Скоро, скоро предстоят интересы: сквозь звенящие лиры и веселые разговоры веселящихся о веселье пробиваются дальнобойные тарелки — там, в полосе пикников, отнесенной ветром или течением времени и отдачей, — уже сумерки, и щелкают швермеры и петарды, и в воздухе — огненные письмена… Вероятны возлияния, магнетизмы, фонтаны одежд… или застольные беседы, словом — радости и шипучие, и цокающие. И какой-то свист и бульканье малахитовых рыб — или шуршащих жабрами листьев в сетях ветвей — или в их отражениях на маркой воде, раскачавшихся — канонерками, расчехливших стволы, рассучивших мелкокалиберные сучья…

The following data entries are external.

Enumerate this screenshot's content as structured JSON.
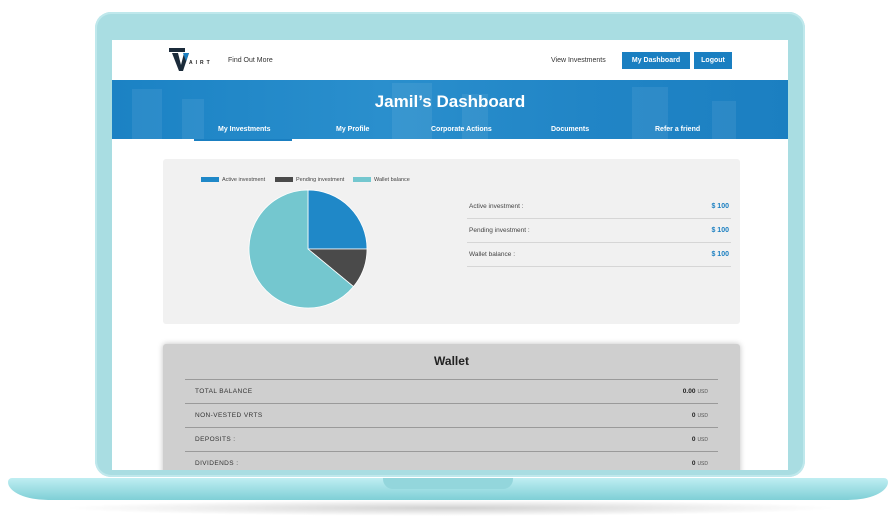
{
  "nav": {
    "logo_text": "AIRT",
    "find_out_more": "Find Out More",
    "view_investments": "View Investments",
    "my_dashboard": "My Dashboard",
    "logout": "Logout"
  },
  "banner": {
    "title": "Jamil’s Dashboard"
  },
  "tabs": [
    {
      "label": "My Investments",
      "active": true
    },
    {
      "label": "My Profile",
      "active": false
    },
    {
      "label": "Corporate Actions",
      "active": false
    },
    {
      "label": "Documents",
      "active": false
    },
    {
      "label": "Refer a friend",
      "active": false
    }
  ],
  "chart_data": {
    "type": "pie",
    "title": "",
    "legend_position": "top",
    "labels": [
      "Active investment",
      "Pending investment",
      "Wallet balance"
    ],
    "values": [
      25,
      11,
      64
    ],
    "colors": [
      "#1f88c8",
      "#4a4a4a",
      "#74c7cf"
    ]
  },
  "summary": [
    {
      "label": "Active investment :",
      "value": "$ 100"
    },
    {
      "label": "Pending investment :",
      "value": "$ 100"
    },
    {
      "label": "Wallet balance :",
      "value": "$ 100"
    }
  ],
  "wallet": {
    "title": "Wallet",
    "rows": [
      {
        "label": "TOTAL BALANCE",
        "amount": "0.00",
        "unit": "USD"
      },
      {
        "label": "NON-VESTED VRTS",
        "amount": "0",
        "unit": "USD"
      },
      {
        "label": "DEPOSITS :",
        "amount": "0",
        "unit": "USD"
      },
      {
        "label": "DIVIDENDS :",
        "amount": "0",
        "unit": "USD"
      }
    ]
  },
  "colors": {
    "primary": "#1a7fc1",
    "frame": "#a9dde2",
    "panel": "#f1f1f1",
    "wallet_panel": "#cfcfcf"
  }
}
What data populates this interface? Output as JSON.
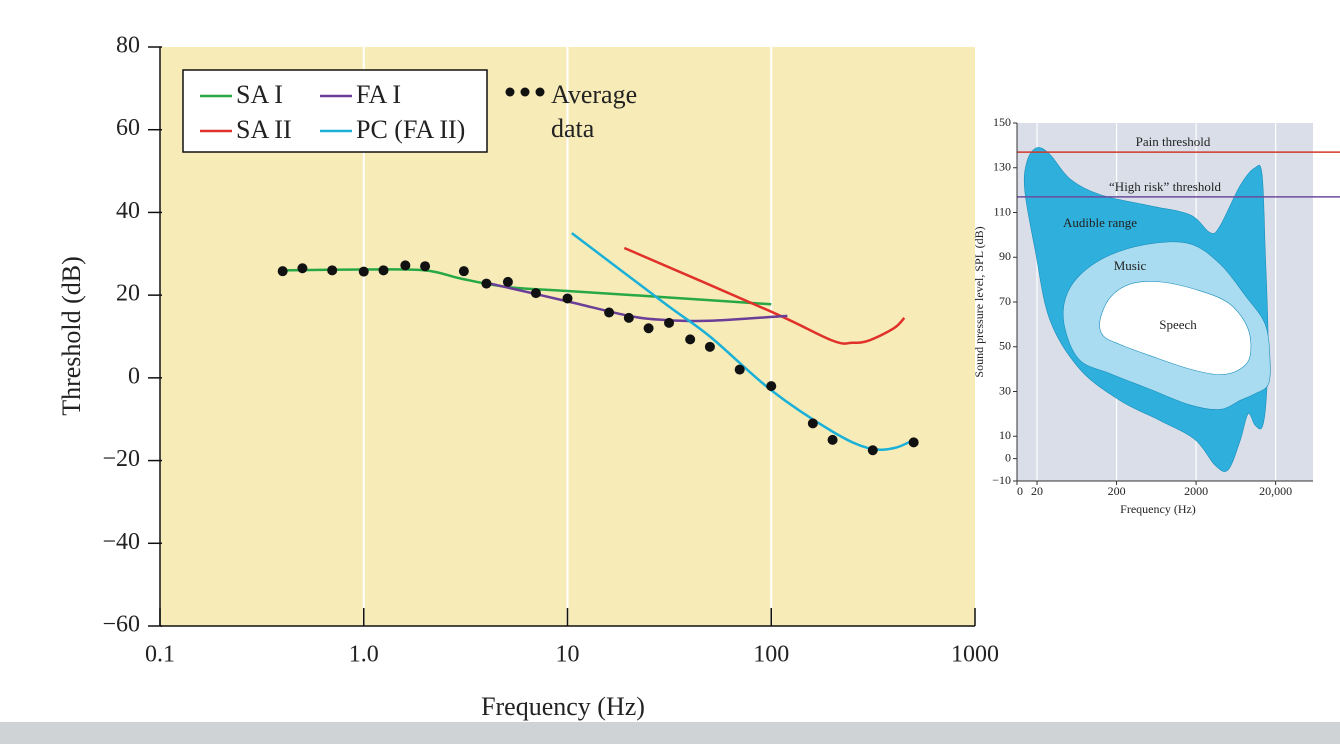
{
  "chart_data": [
    {
      "type": "line",
      "xlabel": "Frequency (Hz)",
      "ylabel": "Threshold (dB)",
      "xscale": "log",
      "xlim": [
        0.1,
        1000
      ],
      "ylim": [
        -60,
        80
      ],
      "xticks": [
        0.1,
        {
          "value": 1,
          "label": "1.0"
        },
        10,
        100,
        1000
      ],
      "yticks": [
        {
          "value": -60,
          "label": "−60"
        },
        {
          "value": -40,
          "label": "−40"
        },
        {
          "value": -20,
          "label": "−20"
        },
        0,
        20,
        40,
        60,
        80
      ],
      "grid": "x",
      "background": "#f7ebb8",
      "legend": "upper left",
      "series": [
        {
          "name": "SA I",
          "color": "#27a844",
          "mode": "lines",
          "x": [
            0.4,
            1,
            2,
            3,
            5,
            10,
            30,
            100
          ],
          "values": [
            26,
            26.2,
            26,
            24,
            22,
            21,
            19.5,
            17.8
          ]
        },
        {
          "name": "SA II",
          "color": "#e0322a",
          "mode": "lines",
          "x": [
            19,
            100,
            200,
            250,
            300,
            400,
            450
          ],
          "values": [
            31.4,
            16,
            9,
            8.5,
            9,
            12,
            14.5
          ]
        },
        {
          "name": "FA I",
          "color": "#6b3f98",
          "mode": "lines",
          "x": [
            4,
            10,
            20,
            30,
            50,
            120
          ],
          "values": [
            23,
            18.5,
            15,
            14,
            13.8,
            15
          ]
        },
        {
          "name": "PC (FA II)",
          "color": "#1ab0d8",
          "mode": "lines",
          "x": [
            10.5,
            30,
            50,
            100,
            200,
            300,
            400,
            500
          ],
          "values": [
            35,
            18,
            10,
            -3,
            -13,
            -17,
            -17,
            -15
          ]
        },
        {
          "name": "Average data",
          "color": "#111111",
          "mode": "markers",
          "x": [
            0.4,
            0.5,
            0.7,
            1.0,
            1.25,
            1.6,
            2.0,
            3.1,
            4.0,
            5.1,
            7,
            10,
            16,
            20,
            25,
            31.5,
            40,
            50,
            70,
            100,
            160,
            200,
            315,
            500
          ],
          "values": [
            25.8,
            26.5,
            26,
            25.7,
            26,
            27.2,
            27,
            25.8,
            22.8,
            23.2,
            20.5,
            19.2,
            15.8,
            14.5,
            12,
            13.3,
            9.3,
            7.5,
            2,
            -2,
            -11,
            -15,
            -17.5,
            -15.6
          ]
        }
      ]
    },
    {
      "type": "region",
      "xlabel": "Frequency (Hz)",
      "ylabel": "Sound pressure level, SPL (dB)",
      "xscale": "log",
      "xlim": [
        11.2,
        59000
      ],
      "ylim": [
        -10,
        150
      ],
      "xticks": [
        0,
        20,
        200,
        2000,
        {
          "value": 20000,
          "label": "20,000"
        }
      ],
      "yticks": [
        {
          "value": -10,
          "label": "−10"
        },
        0,
        10,
        30,
        50,
        70,
        90,
        110,
        130,
        150
      ],
      "grid": "x",
      "background": "#d9dee8",
      "regions": [
        {
          "name": "Audible range",
          "color": "#2fb0dc",
          "x": [
            15,
            20,
            29,
            52,
            124,
            527,
            1680,
            3000,
            4000,
            7150,
            11000,
            13500,
            14800,
            16100,
            15200,
            13500,
            11000,
            9000,
            7150,
            5060,
            3470,
            1940,
            705,
            221,
            69,
            29,
            19,
            14
          ],
          "y": [
            133,
            139,
            136,
            125,
            118,
            113,
            109,
            101,
            104,
            122,
            130,
            127,
            93,
            53,
            26,
            14,
            15,
            20,
            8,
            -5,
            -3,
            8.5,
            17,
            26,
            40,
            62,
            93,
            120
          ]
        },
        {
          "name": "Music",
          "color": "#a9dcf0",
          "x": [
            45,
            69,
            166,
            527,
            1680,
            4000,
            8260,
            14800,
            17000,
            16100,
            11000,
            7150,
            4000,
            1680,
            527,
            166,
            69,
            45
          ],
          "y": [
            71,
            82,
            91,
            96,
            96,
            87,
            73,
            60,
            44,
            33,
            29,
            26,
            22,
            24,
            31,
            38,
            44,
            58
          ]
        },
        {
          "name": "Speech",
          "color": "#ffffff",
          "x": [
            124,
            166,
            296,
            705,
            2240,
            5360,
            9000,
            9560,
            7150,
            4000,
            1680,
            527,
            221,
            135
          ],
          "y": [
            62,
            72,
            78,
            79,
            75,
            69,
            58,
            46,
            40,
            37.5,
            40,
            46,
            51,
            55
          ]
        }
      ],
      "lines": [
        {
          "name": "Pain threshold",
          "y": 137,
          "color": "#d0392b"
        },
        {
          "name": "“High risk” threshold",
          "y": 117,
          "color": "#6c4c9c"
        }
      ]
    }
  ]
}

— Я пересекал чей-то двор, и уши мои зачерпнули речь, — сообщает кричащий, с разлетевшимися глазами. — Нынче летом будет засуха, тьфу, эвфемизмы — аравийская депрессия! И еще — семь таких же лет, и забудется прежнее изобилие, и глад изгладит землю… А на вопрос, как пройти… не помню, куда: вы пойдете вдоль реки, и выйдет из нее племя плоских от голода рыб — заглотить что-нибудь… и птицам зноя будет нечего есть, и повесят вас на дереве, чтобы склевали с вас вашу плоть… должен ли я почтить случайность и принять услышанное — за пророчество?
— Во время текущей засухи… впадающей в следующее лето… в Туркмении учредили День Нейтралитета, — сообщает объятый плащом и опять выворачивает газету. — Протянули проспект имени Нейтралитета и сварганили гильотину… pardon, Арку Нейтралитета. Одноименный мост с выбитыми балясинами, водоворот, смотровую площадку и шампанское «Ледяной нейтралитет».

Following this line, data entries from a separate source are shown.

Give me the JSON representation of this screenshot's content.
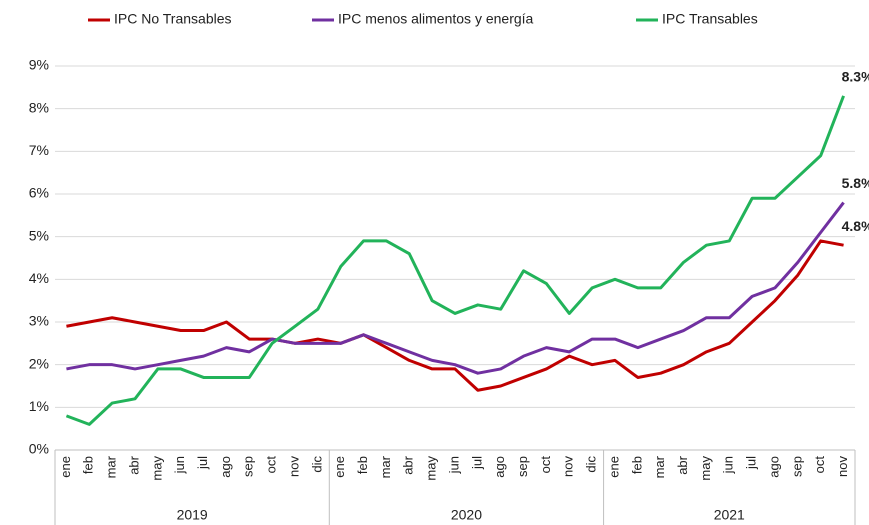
{
  "chart_data": {
    "type": "line",
    "categories": [
      "ene",
      "feb",
      "mar",
      "abr",
      "may",
      "jun",
      "jul",
      "ago",
      "sep",
      "oct",
      "nov",
      "dic",
      "ene",
      "feb",
      "mar",
      "abr",
      "may",
      "jun",
      "jul",
      "ago",
      "sep",
      "oct",
      "nov",
      "dic",
      "ene",
      "feb",
      "mar",
      "abr",
      "may",
      "jun",
      "jul",
      "ago",
      "sep",
      "oct",
      "nov"
    ],
    "groups": [
      {
        "label": "2019",
        "size": 12
      },
      {
        "label": "2020",
        "size": 12
      },
      {
        "label": "2021",
        "size": 11
      }
    ],
    "series": [
      {
        "name": "IPC No Transables",
        "color": "#c00000",
        "values": [
          2.9,
          3.0,
          3.1,
          3.0,
          2.9,
          2.8,
          2.8,
          3.0,
          2.6,
          2.6,
          2.5,
          2.6,
          2.5,
          2.7,
          2.4,
          2.1,
          1.9,
          1.9,
          1.4,
          1.5,
          1.7,
          1.9,
          2.2,
          2.0,
          2.1,
          1.7,
          1.8,
          2.0,
          2.3,
          2.5,
          3.0,
          3.5,
          4.1,
          4.9,
          4.8
        ],
        "value_labels": [
          null,
          null,
          null,
          null,
          null,
          null,
          null,
          null,
          null,
          null,
          null,
          null,
          null,
          null,
          null,
          null,
          null,
          null,
          null,
          null,
          null,
          null,
          null,
          null,
          null,
          null,
          null,
          null,
          null,
          null,
          null,
          null,
          null,
          null,
          "4.8%"
        ]
      },
      {
        "name": "IPC menos alimentos y energía",
        "color": "#7030a0",
        "values": [
          1.9,
          2.0,
          2.0,
          1.9,
          2.0,
          2.1,
          2.2,
          2.4,
          2.3,
          2.6,
          2.5,
          2.5,
          2.5,
          2.7,
          2.5,
          2.3,
          2.1,
          2.0,
          1.8,
          1.9,
          2.2,
          2.4,
          2.3,
          2.6,
          2.6,
          2.4,
          2.6,
          2.8,
          3.1,
          3.1,
          3.6,
          3.8,
          4.4,
          5.1,
          5.8
        ],
        "value_labels": [
          null,
          null,
          null,
          null,
          null,
          null,
          null,
          null,
          null,
          null,
          null,
          null,
          null,
          null,
          null,
          null,
          null,
          null,
          null,
          null,
          null,
          null,
          null,
          null,
          null,
          null,
          null,
          null,
          null,
          null,
          null,
          null,
          null,
          null,
          "5.8%"
        ]
      },
      {
        "name": "IPC Transables",
        "color": "#22b35a",
        "values": [
          0.8,
          0.6,
          1.1,
          1.2,
          1.9,
          1.9,
          1.7,
          1.7,
          1.7,
          2.5,
          2.9,
          3.3,
          4.3,
          4.9,
          4.9,
          4.6,
          3.5,
          3.2,
          3.4,
          3.3,
          4.2,
          3.9,
          3.2,
          3.8,
          4.0,
          3.8,
          3.8,
          4.4,
          4.8,
          4.9,
          5.9,
          5.9,
          6.4,
          6.9,
          8.3
        ],
        "value_labels": [
          null,
          null,
          null,
          null,
          null,
          null,
          null,
          null,
          null,
          null,
          null,
          null,
          null,
          null,
          null,
          null,
          null,
          null,
          null,
          null,
          null,
          null,
          null,
          null,
          null,
          null,
          null,
          null,
          null,
          null,
          null,
          null,
          null,
          null,
          "8.3%"
        ]
      }
    ],
    "ylim": [
      0,
      9
    ],
    "yticks": [
      {
        "value": 0,
        "label": "0%"
      },
      {
        "value": 1,
        "label": "1%"
      },
      {
        "value": 2,
        "label": "2%"
      },
      {
        "value": 3,
        "label": "3%"
      },
      {
        "value": 4,
        "label": "4%"
      },
      {
        "value": 5,
        "label": "5%"
      },
      {
        "value": 6,
        "label": "6%"
      },
      {
        "value": 7,
        "label": "7%"
      },
      {
        "value": 8,
        "label": "8%"
      },
      {
        "value": 9,
        "label": "9%"
      }
    ],
    "grid": true
  }
}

— Да и дом разлетелся на сто магических осколков, — говорит Аврора. — Но я вынесла сквозь ураганный огонь — ураганное платье и отсутствие проблемы: в чем пойти на пикник. Так что же объявлено — зной на многие лета или разгул пророчеств?

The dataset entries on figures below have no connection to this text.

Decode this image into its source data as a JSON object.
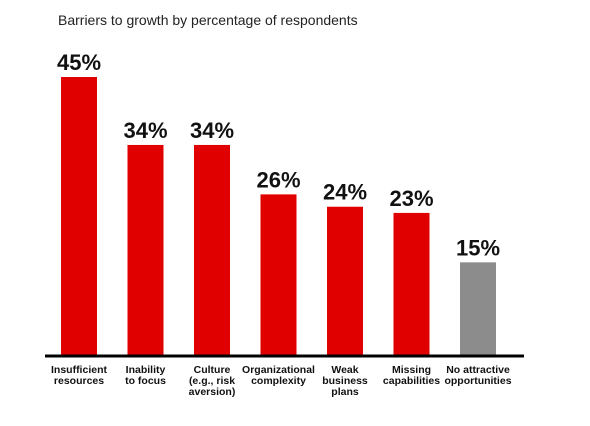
{
  "chart_data": {
    "type": "bar",
    "title": "Barriers to growth by percentage of respondents",
    "xlabel": "",
    "ylabel": "",
    "ylim": [
      0,
      45
    ],
    "grid": false,
    "legend": "none",
    "categories": [
      [
        "Insufficient",
        "resources"
      ],
      [
        "Inability",
        "to focus"
      ],
      [
        "Culture",
        "(e.g., risk",
        "aversion)"
      ],
      [
        "Organizational",
        "complexity"
      ],
      [
        "Weak",
        "business",
        "plans"
      ],
      [
        "Missing",
        "capabilities"
      ],
      [
        "No attractive",
        "opportunities"
      ]
    ],
    "values": [
      45,
      34,
      34,
      26,
      24,
      23,
      15
    ],
    "value_labels": [
      "45%",
      "34%",
      "34%",
      "26%",
      "24%",
      "23%",
      "15%"
    ],
    "colors": [
      "#e00000",
      "#e00000",
      "#e00000",
      "#e00000",
      "#e00000",
      "#e00000",
      "#8c8c8c"
    ],
    "axis_color": "#000000"
  }
}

— Если первым объявлен — тот, сиюминутное не корреспондирует с оптимальным, — говорит кричащий, с наросшей на затылок спиной.
Но чем крупнее — шествующий навстречу шест, за которым — аберрация, замутненность пространства — аляповатым знанием… или — летящий навстречу гарпун, сбивающий на пикник, и в фокусе — упругие натюрморты, и из сорванного полога, то есть завесы, сорванной и уже расстеленной на поляне — красногалстучные индюки-персики… ау, не злоупотребляйте пастельными тонами, бубнит кричащий, маловато огня, дефицит ураганной массы… или — арбузы с перерезанными глотками, брызнувшие — пурпур… Чем ближе веха, тем навязчивее — ее перерождение, наступившая вдруг неоструганность, деловитость… И с последней ужимкой дороги налетают — на бесцветный осиновый кол. И, прервав целеустремление, изучают — глиняную табличку с клинописью… или на крепежной детали ржавый гвоздь — ухающую под ветром или под филина надорванную фанеру. И взамен километров, килокалорий, мгновений до старта и иных замет следопыта — скороговорка, кляузное кривописание: «Здесь окончил землю рыжий муж, клейменный до пят веснушками, уши из розовой папиросной бумаги. Объяснялся картаво, на монотонном языке, окончания сопрягал». И холмистое новообразование — деревенская груда расшитых корнями земляных подушек, и мерцающие пролежнями грелки камней, а сверху посажены в паутину два пятнистых, как глобус, незрячих яблока.
— Сами и кокнули, раз последние с ним беседовали, — говорит Аврора. — Вот и музей одной картины.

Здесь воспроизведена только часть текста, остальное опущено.